Dass Großprojekte soviel Aufmerksamkeit auf sich ziehen, ist auch der Unzufriedenheit mit den ihnen zugrunde liegenden Entscheidungsprozessen zuzuschreiben. Verwaltungsinstrumente, Planungspraxis und Politik auf der einen sowie Austausch- und Artikulationsmöglichkeiten, wie sie inzwischen über die neuen Medien genutzt werden, auf der anderen Seite, harmonieren nicht, treten in Konflikt zueinander. Sichtbar wird dies etwa in den Auseinandersetzungen über autokratisch getroffene Entscheidungen wie denen über Stuttgart 21. Wie man neue Medien für einen produktiven Prozess der Stadtentwicklung nutzen kann, zeigt "Nexthamburg", das Beteiligungsprojekt des Planers Julian Petrin und des Softwareexperten Rajiv Patwardhan. Dabei werden Zusammenkünfte und Workshops mit im Internet und auf Social-Media-Plattformen stattfindenden Diskussions- und Entscheidungsprozessen kombiniert. Nexthamburg wird seit 2008 entwickelt und getestet und in der nun vorliegenden Publikation als übertragbares Prozessmodell vorgestellt.

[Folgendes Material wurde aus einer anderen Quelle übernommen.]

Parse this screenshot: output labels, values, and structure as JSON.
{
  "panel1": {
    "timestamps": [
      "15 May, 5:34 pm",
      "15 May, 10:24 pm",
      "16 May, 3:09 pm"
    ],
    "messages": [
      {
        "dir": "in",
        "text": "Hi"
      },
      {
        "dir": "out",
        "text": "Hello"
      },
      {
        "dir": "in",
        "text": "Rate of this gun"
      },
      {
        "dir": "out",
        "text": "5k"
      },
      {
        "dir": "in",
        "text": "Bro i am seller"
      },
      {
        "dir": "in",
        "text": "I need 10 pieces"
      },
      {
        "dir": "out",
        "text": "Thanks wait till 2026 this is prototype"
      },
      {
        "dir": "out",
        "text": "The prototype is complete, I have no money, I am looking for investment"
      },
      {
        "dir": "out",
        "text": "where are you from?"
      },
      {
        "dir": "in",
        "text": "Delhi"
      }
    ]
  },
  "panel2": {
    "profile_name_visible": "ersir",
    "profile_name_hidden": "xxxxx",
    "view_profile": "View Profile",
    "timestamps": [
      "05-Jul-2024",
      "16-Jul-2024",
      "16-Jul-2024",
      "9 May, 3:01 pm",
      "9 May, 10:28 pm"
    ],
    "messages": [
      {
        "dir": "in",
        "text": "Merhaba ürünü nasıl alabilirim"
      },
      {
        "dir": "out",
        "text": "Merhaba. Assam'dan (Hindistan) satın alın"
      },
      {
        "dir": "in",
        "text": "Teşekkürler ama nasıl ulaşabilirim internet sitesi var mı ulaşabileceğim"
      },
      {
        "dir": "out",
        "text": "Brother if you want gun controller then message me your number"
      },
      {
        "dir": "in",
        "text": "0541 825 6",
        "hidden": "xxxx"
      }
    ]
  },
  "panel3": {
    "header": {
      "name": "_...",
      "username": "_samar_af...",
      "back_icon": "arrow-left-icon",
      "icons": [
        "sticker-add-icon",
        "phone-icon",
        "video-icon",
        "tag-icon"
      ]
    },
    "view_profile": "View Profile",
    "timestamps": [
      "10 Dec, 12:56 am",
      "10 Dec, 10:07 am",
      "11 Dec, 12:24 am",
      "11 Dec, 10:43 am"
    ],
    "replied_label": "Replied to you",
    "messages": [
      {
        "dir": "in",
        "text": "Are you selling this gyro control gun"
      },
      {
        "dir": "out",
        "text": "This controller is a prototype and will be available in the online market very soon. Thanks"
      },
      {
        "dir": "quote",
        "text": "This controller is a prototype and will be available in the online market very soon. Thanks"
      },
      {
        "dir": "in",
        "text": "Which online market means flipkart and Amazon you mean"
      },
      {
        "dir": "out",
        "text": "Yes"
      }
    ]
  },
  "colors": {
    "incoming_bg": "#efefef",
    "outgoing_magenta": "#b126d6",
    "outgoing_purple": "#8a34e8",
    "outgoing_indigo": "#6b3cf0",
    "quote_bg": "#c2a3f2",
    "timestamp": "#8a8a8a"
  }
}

Man wird diesem Projekt nur gerecht, wenn man an es kritische Fragen stellt, ohne es deswegen prinzipiell abzulehnen. Eine dieser Frage muss etwa sein, ob die Mehrheitsentscheidung der Community, wie sie hier vorgeschlagen wird, nicht durch andere Formen ergänzt werden müsste, um Planung verantwortungsvoll zu betreiben; oder wie eigentlich die berücksichtigt werden, die nicht oder weniger souverän mit Facebook, twitter ... agieren. Doch neue adäquate Formen der Beteiligung und Repräsentation werden nur mit dem Mut zum Experiment gefunden werden können. Allein deswegen lohnt es sich, sich mit Nexthamburg auseinanderzusetzen.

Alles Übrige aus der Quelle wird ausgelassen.